Edit: my last one ain't right

Yeah, the diagonal flip is really the whole point of the problem. Horizontal and vertical are just warm-ups.

  const uint numBits = 3*numPieces;
  const u64 lowBits  = ((1ULL << numBits)-1);
  const u64 highBits = lowBits << numBits;
  const u64 allFours = 04040404040404040404;
  const u64 allTwos  = 02020202020202020202;

  // Flip around horizontal axis
  flippedIndex = index ^ (allFours & lowBits);
  
  // Flip around vertical axis
  flippedIndex = index ^ (allTwos & lowBits);

Is my fix for the first two, but, as you point out, they're significantly easier.

The patterns are pretty neat, but I can't figure out how they result in any sort of rule for diagonal flipping.

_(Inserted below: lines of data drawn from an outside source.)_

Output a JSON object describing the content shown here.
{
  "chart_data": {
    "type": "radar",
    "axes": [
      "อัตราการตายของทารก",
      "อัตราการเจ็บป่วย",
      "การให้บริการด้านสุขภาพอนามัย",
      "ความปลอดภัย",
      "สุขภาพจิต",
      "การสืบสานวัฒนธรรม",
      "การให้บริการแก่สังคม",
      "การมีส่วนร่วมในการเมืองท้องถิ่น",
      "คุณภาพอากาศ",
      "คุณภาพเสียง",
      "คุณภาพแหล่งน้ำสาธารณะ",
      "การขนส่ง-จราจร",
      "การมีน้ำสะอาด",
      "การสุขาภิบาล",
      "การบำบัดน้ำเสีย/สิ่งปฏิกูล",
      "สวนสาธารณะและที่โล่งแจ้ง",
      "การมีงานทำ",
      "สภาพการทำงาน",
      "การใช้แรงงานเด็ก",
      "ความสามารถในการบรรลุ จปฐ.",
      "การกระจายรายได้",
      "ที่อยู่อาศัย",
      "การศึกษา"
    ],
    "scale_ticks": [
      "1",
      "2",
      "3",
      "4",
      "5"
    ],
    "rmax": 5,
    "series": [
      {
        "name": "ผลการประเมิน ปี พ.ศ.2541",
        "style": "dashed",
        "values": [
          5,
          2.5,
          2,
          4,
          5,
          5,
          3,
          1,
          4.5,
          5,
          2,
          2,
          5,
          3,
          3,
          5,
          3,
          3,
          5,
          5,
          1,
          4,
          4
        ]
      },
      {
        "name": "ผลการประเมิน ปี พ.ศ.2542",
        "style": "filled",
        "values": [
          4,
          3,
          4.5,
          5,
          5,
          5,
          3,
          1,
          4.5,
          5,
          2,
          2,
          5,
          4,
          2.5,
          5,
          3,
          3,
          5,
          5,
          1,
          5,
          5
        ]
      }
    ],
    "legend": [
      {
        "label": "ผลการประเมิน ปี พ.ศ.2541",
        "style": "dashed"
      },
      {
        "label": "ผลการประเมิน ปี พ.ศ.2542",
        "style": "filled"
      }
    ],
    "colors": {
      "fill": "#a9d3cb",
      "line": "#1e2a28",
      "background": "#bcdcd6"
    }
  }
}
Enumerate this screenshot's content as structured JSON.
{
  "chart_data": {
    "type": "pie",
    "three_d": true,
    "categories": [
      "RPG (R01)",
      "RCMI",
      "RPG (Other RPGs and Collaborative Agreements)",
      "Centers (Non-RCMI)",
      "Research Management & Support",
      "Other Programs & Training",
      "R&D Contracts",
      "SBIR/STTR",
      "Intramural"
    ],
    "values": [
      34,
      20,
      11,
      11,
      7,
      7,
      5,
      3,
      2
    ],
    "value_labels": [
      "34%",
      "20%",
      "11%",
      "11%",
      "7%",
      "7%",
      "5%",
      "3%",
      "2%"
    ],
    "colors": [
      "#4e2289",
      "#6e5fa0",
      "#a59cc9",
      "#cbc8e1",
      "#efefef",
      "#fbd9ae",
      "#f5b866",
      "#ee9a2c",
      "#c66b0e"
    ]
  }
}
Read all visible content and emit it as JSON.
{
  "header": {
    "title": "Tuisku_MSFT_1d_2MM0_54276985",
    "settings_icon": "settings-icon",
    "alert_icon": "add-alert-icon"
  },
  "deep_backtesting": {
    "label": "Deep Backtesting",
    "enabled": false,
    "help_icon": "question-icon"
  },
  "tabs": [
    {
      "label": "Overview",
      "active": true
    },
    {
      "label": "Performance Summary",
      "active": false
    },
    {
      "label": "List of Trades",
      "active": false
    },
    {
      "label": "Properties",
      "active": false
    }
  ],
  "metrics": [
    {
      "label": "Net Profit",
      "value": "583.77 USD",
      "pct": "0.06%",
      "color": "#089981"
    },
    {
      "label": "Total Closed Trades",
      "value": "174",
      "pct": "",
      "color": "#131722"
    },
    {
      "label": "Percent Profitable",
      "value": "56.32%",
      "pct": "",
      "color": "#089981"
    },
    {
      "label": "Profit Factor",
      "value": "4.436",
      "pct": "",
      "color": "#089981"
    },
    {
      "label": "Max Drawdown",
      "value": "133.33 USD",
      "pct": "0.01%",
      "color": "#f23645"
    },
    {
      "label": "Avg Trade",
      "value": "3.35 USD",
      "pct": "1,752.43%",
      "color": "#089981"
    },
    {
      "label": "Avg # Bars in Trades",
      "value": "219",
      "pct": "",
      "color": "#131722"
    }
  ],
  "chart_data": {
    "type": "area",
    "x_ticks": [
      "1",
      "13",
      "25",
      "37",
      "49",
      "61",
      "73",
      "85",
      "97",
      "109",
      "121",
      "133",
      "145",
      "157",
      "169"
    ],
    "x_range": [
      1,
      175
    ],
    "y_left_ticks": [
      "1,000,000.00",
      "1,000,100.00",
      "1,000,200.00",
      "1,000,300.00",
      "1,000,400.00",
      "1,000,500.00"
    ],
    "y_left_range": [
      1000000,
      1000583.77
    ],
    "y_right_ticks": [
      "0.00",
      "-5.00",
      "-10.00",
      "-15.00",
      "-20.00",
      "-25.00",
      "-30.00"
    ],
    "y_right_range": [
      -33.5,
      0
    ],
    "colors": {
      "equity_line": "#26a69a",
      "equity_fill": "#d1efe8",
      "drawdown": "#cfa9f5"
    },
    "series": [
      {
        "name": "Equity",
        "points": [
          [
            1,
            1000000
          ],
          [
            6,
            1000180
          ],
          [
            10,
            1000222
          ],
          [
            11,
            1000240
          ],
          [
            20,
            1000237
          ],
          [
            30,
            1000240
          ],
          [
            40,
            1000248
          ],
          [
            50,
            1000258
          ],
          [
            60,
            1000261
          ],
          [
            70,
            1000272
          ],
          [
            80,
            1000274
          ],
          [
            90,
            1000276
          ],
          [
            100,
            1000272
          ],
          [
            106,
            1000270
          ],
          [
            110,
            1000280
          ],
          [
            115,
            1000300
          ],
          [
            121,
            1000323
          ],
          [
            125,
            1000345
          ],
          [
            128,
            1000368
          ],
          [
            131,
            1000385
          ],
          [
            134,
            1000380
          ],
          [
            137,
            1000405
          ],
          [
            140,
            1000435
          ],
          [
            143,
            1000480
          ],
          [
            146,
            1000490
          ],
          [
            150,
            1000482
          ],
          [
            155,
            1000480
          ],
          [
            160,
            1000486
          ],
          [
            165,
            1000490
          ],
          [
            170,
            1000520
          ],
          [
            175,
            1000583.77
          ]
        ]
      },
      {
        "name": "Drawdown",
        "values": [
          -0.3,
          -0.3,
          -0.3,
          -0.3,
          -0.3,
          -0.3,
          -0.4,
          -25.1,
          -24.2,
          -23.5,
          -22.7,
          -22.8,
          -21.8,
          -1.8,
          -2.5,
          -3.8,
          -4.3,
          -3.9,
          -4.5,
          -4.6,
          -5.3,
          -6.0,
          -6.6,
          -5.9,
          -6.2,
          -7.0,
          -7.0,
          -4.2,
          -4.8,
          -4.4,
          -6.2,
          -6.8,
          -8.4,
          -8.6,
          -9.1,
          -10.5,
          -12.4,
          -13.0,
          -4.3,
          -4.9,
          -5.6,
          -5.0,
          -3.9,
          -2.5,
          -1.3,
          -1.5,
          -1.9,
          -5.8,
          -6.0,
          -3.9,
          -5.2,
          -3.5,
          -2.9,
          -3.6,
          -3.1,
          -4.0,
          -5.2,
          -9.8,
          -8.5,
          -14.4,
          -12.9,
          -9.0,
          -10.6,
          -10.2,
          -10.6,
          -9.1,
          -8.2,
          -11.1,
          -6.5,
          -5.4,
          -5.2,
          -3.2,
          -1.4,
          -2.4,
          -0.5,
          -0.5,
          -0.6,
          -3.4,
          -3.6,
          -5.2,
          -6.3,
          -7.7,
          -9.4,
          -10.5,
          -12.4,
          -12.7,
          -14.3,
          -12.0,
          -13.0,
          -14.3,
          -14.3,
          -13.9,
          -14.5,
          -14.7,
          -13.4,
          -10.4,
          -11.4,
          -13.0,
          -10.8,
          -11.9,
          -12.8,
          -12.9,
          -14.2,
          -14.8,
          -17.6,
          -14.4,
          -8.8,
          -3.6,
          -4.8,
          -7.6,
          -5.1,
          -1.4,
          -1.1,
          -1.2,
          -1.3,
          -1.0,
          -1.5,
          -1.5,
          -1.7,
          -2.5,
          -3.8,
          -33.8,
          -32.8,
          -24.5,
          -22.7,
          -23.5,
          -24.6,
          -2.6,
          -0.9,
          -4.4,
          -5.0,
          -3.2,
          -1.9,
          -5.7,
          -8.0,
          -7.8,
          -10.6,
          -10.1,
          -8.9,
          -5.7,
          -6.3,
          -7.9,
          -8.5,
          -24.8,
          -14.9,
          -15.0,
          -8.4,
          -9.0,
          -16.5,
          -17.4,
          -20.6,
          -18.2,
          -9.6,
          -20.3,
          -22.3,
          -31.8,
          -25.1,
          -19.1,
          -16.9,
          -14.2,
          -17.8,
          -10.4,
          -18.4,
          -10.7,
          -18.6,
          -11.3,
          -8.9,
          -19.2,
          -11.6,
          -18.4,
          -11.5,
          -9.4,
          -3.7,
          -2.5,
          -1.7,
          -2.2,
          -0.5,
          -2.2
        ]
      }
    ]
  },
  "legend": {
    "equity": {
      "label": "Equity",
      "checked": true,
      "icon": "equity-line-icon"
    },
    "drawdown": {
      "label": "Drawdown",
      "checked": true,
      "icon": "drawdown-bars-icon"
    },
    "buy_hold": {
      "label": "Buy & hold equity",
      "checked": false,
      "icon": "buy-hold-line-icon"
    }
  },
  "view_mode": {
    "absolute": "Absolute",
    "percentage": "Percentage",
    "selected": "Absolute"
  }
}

The spirit of your answer is correct, but the code won't quite work the way the problem was stated. allFours should actually be 4444... and the same for allTwos. This way, it doesn't matter whether you keep the high and low bits together as I described or just concatenate the piece indices. Correct choices of the lowBits and highBits masks will handle the difference.